If A Levels are not serving students well in preparing for university, what else would you recommend that they do?
Agree with all the others. Reading reading reading.
But I suppose for me, it's a matter of attitude and responsibility. I teach at a "top 10" so they tell me indeed, I've always taught in research-led universities, which get the A students supposedly.
Most of them are bright, and most of them are as committed as they can be to the course.
But ...
I don't think they know what real study & engagement mean. At admissions interviews (yes we interview) they tell me how engaged they are blah, blah, blah. But they get here, and it's an effort to get them to read beyond the set reading each week.
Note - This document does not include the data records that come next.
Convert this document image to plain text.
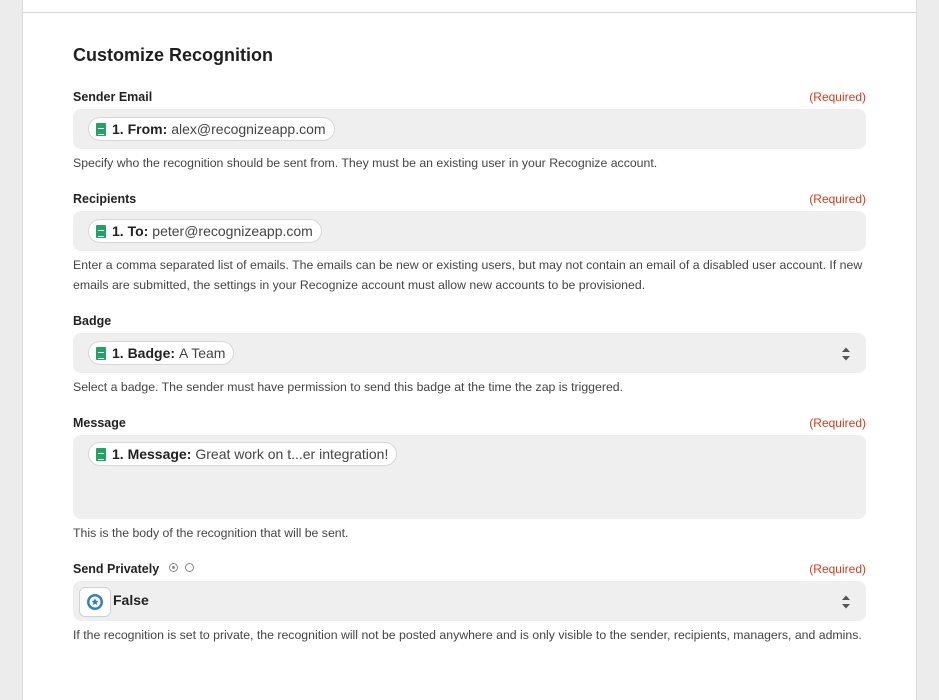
Customize Recognition
Sender Email	(Required)
1. From: alex@recognizeapp.com
Specify who the recognition should be sent from. They must be an existing user in your Recognize account.
Recipients	(Required)
1. To: peter@recognizeapp.com
Enter a comma separated list of emails. The emails can be new or existing users, but may not contain an email of a disabled user account. If new emails are submitted, the settings in your Recognize account must allow new accounts to be provisioned.
Badge
1. Badge: A Team
Select a badge. The sender must have permission to send this badge at the time the zap is triggered.
Message	(Required)
1. Message: Great work on t...er integration!
This is the body of the recognition that will be sent.
Send Privately	(Required)
False
If the recognition is set to private, the recognition will not be posted anywhere and is only visible to the sender, recipients, managers, and admins.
They want to know which are the "right" books to read, half way through first year, they tell me they've not yet borrowed a book from the library. I had one young person last term tell me they couldn't do a scheduled presentation because of a consultant appointment. Fair enough. However, they informed me only 4 days beforehand, when they had had the dates for the presentation since the start of term. I was told "Oh I know which presentation group I'm in, but I didn't know when." THe information oabout times./topics for each group has been available to them since the first week of term. Apparently I was harsh to say to this student that "Anyone with the A levels to get into this course has the wit to work out when they are due to participate in a group presentation."
I get the "Oh but I couldn't find the book in the library, so I couldn't do any reading" as if there aren't tens or hundreds of other books on the subject they could have read (they have a 5 page single spaced list of "Suggested Further Reading" set out, topic by topic).
They email me on Boxing Day with a question about something that is clearly set out in the course document.
They whime to me if their tutor can't give them the "advice" they want: ie to tell them what to study, which essay question to do, and so on.
Most of them get on & do things, but it's the 10% of whiney ones who demand my time, as if I'm somehow their servant. And, I'm afraid, most of them have little idea or ambition about what they need to do as independent research -- for a final year dissertation, they're still finding stuff "off th internet" so they tell me, and think that a reading list of 10 items is enough to show "independent research."
They are so spoon fed at school, that most of them need me to tell them what they're supposed to be doing.
I was at one of the best universities in the world as an undergrad. We were given the run of an amazing library; we were given stimulating difficult courses, with starting point reading lists, and then we had to get on with it. It was wonderful!
But I doubt more than half a dozen of my students in each year group could cope with that now. They lack resilience.
It's not entirely their fault: they are examined to within an inch of their lives at secondary school, and in order for their schools to make the league tables & all that garbage, they are coached and cajoled, and spoon fed. They just don't have the experience of the real independence needed for humanities studies at challenging universities.
A lot of them step up, but an increasing number of students seek to blame academic staff teaching, for their own deficiencies in learning. I know that for most of them, this is not malicious -- they're nice kids, but they panic, they realise they're missing something, but they don't have the mental mindset to look to themselves: they project their anxiety & stress onto others.
Can you tell I've had 4 12 hour days, mostly seeing crying panicked students? Individually, I can't be this harsh with them; I have to work from where they are. But they are encouraged by all around them (and I see this here on MN) to demand from tutors what it is really not good practice to give them. It's sometimes a tricky balance between nudging them to where I know they need to be, and getting them to see that and take responsibility.
It's not that they don't have the talents & abilities to do it -- I am constantly delighted by the results when they do get it. But it's the system in which we are all trapped now.